Я спокойно встречаю ее взгляд.
– Нет.
– Ты уверена?
– Абсолютно.
– Если бы Трорб принял крестоформ прошлой весной, когда его молил об этом миссионер, сейчас он снова был бы жив.
– Это был бы не мой Трорб.
Я отворачиваюсь. Впервые с тех пор, как несколько месяцев назад у меня начались боли, я плачу. Плачу не о себе – просто мне вдруг вспомнилось, как Трорб улыбнулся и помахал мне на рассвете, отправляясь с братьями на охоту.
Бабушка берет меня за руку:
– Ты думаешь о Рауле?
– Пока нет, – качаю я головой. – Но через несколько недель не буду думать ни о ком другом.
– Знаешь, о нем можешь не беспокоиться, – тихо говорит бабушка. – Я еще не забыла, как вырастить ребенка. Я еще многое могу рассказать и многому научить. И я сохраню в нем память о тебе.
– Он будет еще слишком мал, когда… – Я обрываю себя на полуслове.
– Детские воспоминания – самые глубокие, – сжав мою руку, ласково говорит бабушка. – Когда мы стареем и дряхлеем, воспоминания детства встают перед нами яснее всего.
Слезы застилают от меня великолепие заката. Я отворачиваюсь, избегая встречаться глазами с бабушкой.

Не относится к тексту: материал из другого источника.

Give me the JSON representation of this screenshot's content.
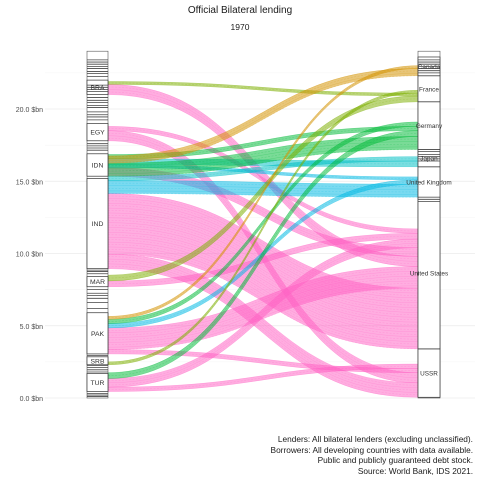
{
  "chart_data": {
    "type": "alluvial",
    "title": "Official Bilateral lending",
    "subtitle": "1970",
    "y_unit_suffix": "$bn",
    "ylim": [
      0,
      24
    ],
    "y_ticks": [
      0,
      5,
      10,
      15,
      20
    ],
    "y_tick_labels": [
      "0.0 $bn",
      "5.0 $bn",
      "10.0 $bn",
      "15.0 $bn",
      "20.0 $bn"
    ],
    "grid": true,
    "borrower_axis": {
      "labeled_strata": [
        {
          "label": "TUR",
          "from": 0.45,
          "to": 1.7
        },
        {
          "label": "SRB",
          "from": 2.3,
          "to": 2.85
        },
        {
          "label": "PAK",
          "from": 3.05,
          "to": 5.9
        },
        {
          "label": "MAR",
          "from": 7.7,
          "to": 8.4
        },
        {
          "label": "IND",
          "from": 8.95,
          "to": 15.2
        },
        {
          "label": "IDN",
          "from": 15.35,
          "to": 16.9
        },
        {
          "label": "EGY",
          "from": 17.8,
          "to": 19.0
        },
        {
          "label": "BRA",
          "from": 21.0,
          "to": 22.0
        }
      ],
      "unlabeled_segment_boundaries": [
        0.1,
        0.2,
        0.3,
        1.8,
        1.95,
        2.1,
        2.25,
        2.95,
        6.2,
        6.6,
        6.9,
        7.1,
        7.25,
        7.5,
        8.6,
        8.75,
        8.85,
        17.15,
        17.3,
        17.45,
        17.6,
        19.25,
        19.45,
        19.6,
        19.8,
        20.1,
        20.25,
        20.45,
        20.6,
        20.8,
        21.2,
        21.35,
        21.5,
        21.65,
        22.25,
        22.45,
        22.6,
        22.8,
        22.95,
        23.1,
        23.25,
        23.4
      ]
    },
    "lender_axis": {
      "labeled_strata": [
        {
          "label": "USSR",
          "from": 0.05,
          "to": 3.4,
          "color": "#FF61C3"
        },
        {
          "label": "United States",
          "from": 3.4,
          "to": 13.9,
          "color": "#FF61C3"
        },
        {
          "label": "United Kingdom",
          "from": 13.9,
          "to": 16.0,
          "color": "#00B9E3"
        },
        {
          "label": "Japan",
          "from": 16.0,
          "to": 17.2,
          "color": "#00BFC4"
        },
        {
          "label": "Germany",
          "from": 17.2,
          "to": 20.5,
          "color": "#00BA38"
        },
        {
          "label": "France",
          "from": 20.5,
          "to": 22.3,
          "color": "#7CAE00"
        },
        {
          "label": "Canada",
          "from": 22.3,
          "to": 23.6,
          "color": "#D39200"
        }
      ],
      "unlabeled_segment_boundaries": [
        13.6,
        13.75,
        16.4,
        16.55,
        16.7,
        16.85,
        17.05,
        22.5,
        22.65,
        22.8,
        22.95,
        23.1,
        23.25,
        23.4
      ]
    },
    "flows": [
      {
        "lender": "United States",
        "borrower": "IND",
        "value": 4.2,
        "color": "#FF61C3"
      },
      {
        "lender": "United States",
        "borrower": "PAK",
        "value": 1.5,
        "color": "#FF61C3"
      },
      {
        "lender": "United States",
        "borrower": "BRA",
        "value": 0.7,
        "color": "#FF61C3"
      },
      {
        "lender": "United States",
        "borrower": "IDN",
        "value": 0.6,
        "color": "#FF61C3"
      },
      {
        "lender": "United States",
        "borrower": "TUR",
        "value": 0.6,
        "color": "#FF61C3"
      },
      {
        "lender": "United States",
        "borrower": "MAR",
        "value": 0.4,
        "color": "#FF61C3"
      },
      {
        "lender": "United States",
        "borrower": "EGY",
        "value": 0.3,
        "color": "#FF61C3"
      },
      {
        "lender": "USSR",
        "borrower": "IND",
        "value": 1.0,
        "color": "#FF61C3"
      },
      {
        "lender": "USSR",
        "borrower": "EGY",
        "value": 0.7,
        "color": "#FF61C3"
      },
      {
        "lender": "USSR",
        "borrower": "PAK",
        "value": 0.3,
        "color": "#FF61C3"
      },
      {
        "lender": "USSR",
        "borrower": "TUR",
        "value": 0.3,
        "color": "#FF61C3"
      },
      {
        "lender": "United Kingdom",
        "borrower": "IND",
        "value": 0.9,
        "color": "#00B9E3"
      },
      {
        "lender": "United Kingdom",
        "borrower": "PAK",
        "value": 0.3,
        "color": "#00B9E3"
      },
      {
        "lender": "United Kingdom",
        "borrower": "IDN",
        "value": 0.2,
        "color": "#00B9E3"
      },
      {
        "lender": "Japan",
        "borrower": "IDN",
        "value": 0.4,
        "color": "#00BFC4"
      },
      {
        "lender": "Japan",
        "borrower": "IND",
        "value": 0.3,
        "color": "#00BFC4"
      },
      {
        "lender": "Germany",
        "borrower": "IND",
        "value": 0.9,
        "color": "#00BA38"
      },
      {
        "lender": "Germany",
        "borrower": "TUR",
        "value": 0.4,
        "color": "#00BA38"
      },
      {
        "lender": "Germany",
        "borrower": "IDN",
        "value": 0.3,
        "color": "#00BA38"
      },
      {
        "lender": "Germany",
        "borrower": "PAK",
        "value": 0.3,
        "color": "#00BA38"
      },
      {
        "lender": "France",
        "borrower": "MAR",
        "value": 0.4,
        "color": "#7CAE00"
      },
      {
        "lender": "France",
        "borrower": "BRA",
        "value": 0.2,
        "color": "#7CAE00"
      },
      {
        "lender": "France",
        "borrower": "SRB",
        "value": 0.2,
        "color": "#7CAE00"
      },
      {
        "lender": "Canada",
        "borrower": "IND",
        "value": 0.5,
        "color": "#D39200"
      },
      {
        "lender": "Canada",
        "borrower": "PAK",
        "value": 0.2,
        "color": "#D39200"
      }
    ],
    "caption": [
      "Lenders: All bilateral lenders (excluding unclassified).",
      "Borrowers: All developing countries with data available.",
      "Public and publicly guaranteed debt stock.",
      "Source: World Bank, IDS 2021."
    ]
  }
}
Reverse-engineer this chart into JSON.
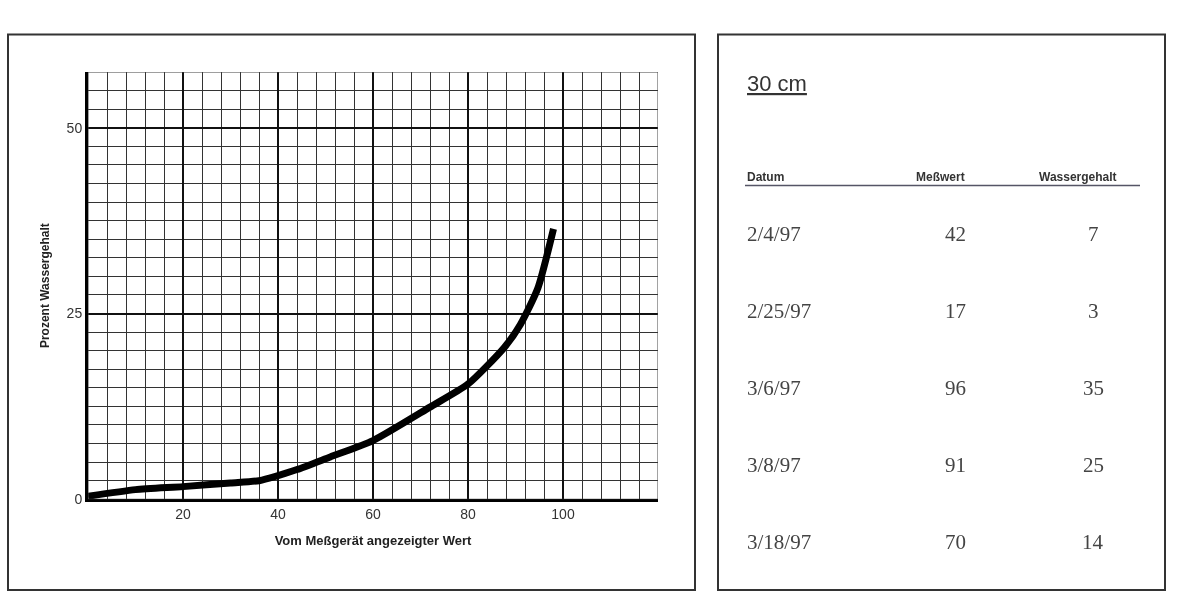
{
  "chart_data": [
    {
      "type": "line",
      "xlabel": "Vom Meßgerät angezeigter Wert",
      "ylabel": "Prozent Wassergehalt",
      "x": [
        0,
        10,
        20,
        30,
        36,
        44,
        51,
        60,
        72,
        80,
        87.6,
        91,
        94.7,
        98
      ],
      "series": [
        {
          "color": "#000000",
          "values": [
            0.4,
            1.3,
            1.7,
            2.2,
            2.5,
            4.0,
            5.7,
            7.9,
            12.4,
            15.5,
            20.4,
            23.5,
            28.4,
            36.4
          ]
        }
      ],
      "xlim": [
        0,
        120
      ],
      "xticks": [
        20,
        40,
        60,
        80,
        100
      ],
      "ylim": [
        0,
        57.5
      ],
      "yticks": [
        0,
        25,
        50
      ],
      "grid": true,
      "marker": "none",
      "line_style": "solid"
    },
    {
      "type": "other",
      "title": "30 cm",
      "categories": [
        "Datum",
        "Meßwert",
        "Wassergehalt"
      ],
      "annotations": [
        "2/4/97",
        "42",
        "7",
        "2/25/97",
        "17",
        "3",
        "3/6/97",
        "96",
        "35",
        "3/8/97",
        "91",
        "25",
        "3/18/97",
        "70",
        "14"
      ]
    }
  ]
}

– Я не хочу, чтобы он вспоминал меня только когда состарится. Я хочу видеть его… каждый день… видеть, как он играет и растет.
– Помнишь стихотворение рёкку, которому я научила тебя, когда ты была едва ли старше Рауля?
Я не могу удержаться от смеха.
– Ты научила меня десяткам рёкку, бабушка!
– Самое первое, – не сдается она.
Чтобы вспомнить стихотворение, мне требуется не более секунды. Я декламирую, избегая напевного речитатива, как учила меня бабушка, когда я сама была чуть старше Рауля:
Как счастлив я
Идти в руке рука
С детьми,
Чтоб свежей зелени собрать
В полях весны!
Бабушка прикрывает глаза, и я вижу, что веки у нее тонкие, как пергамент.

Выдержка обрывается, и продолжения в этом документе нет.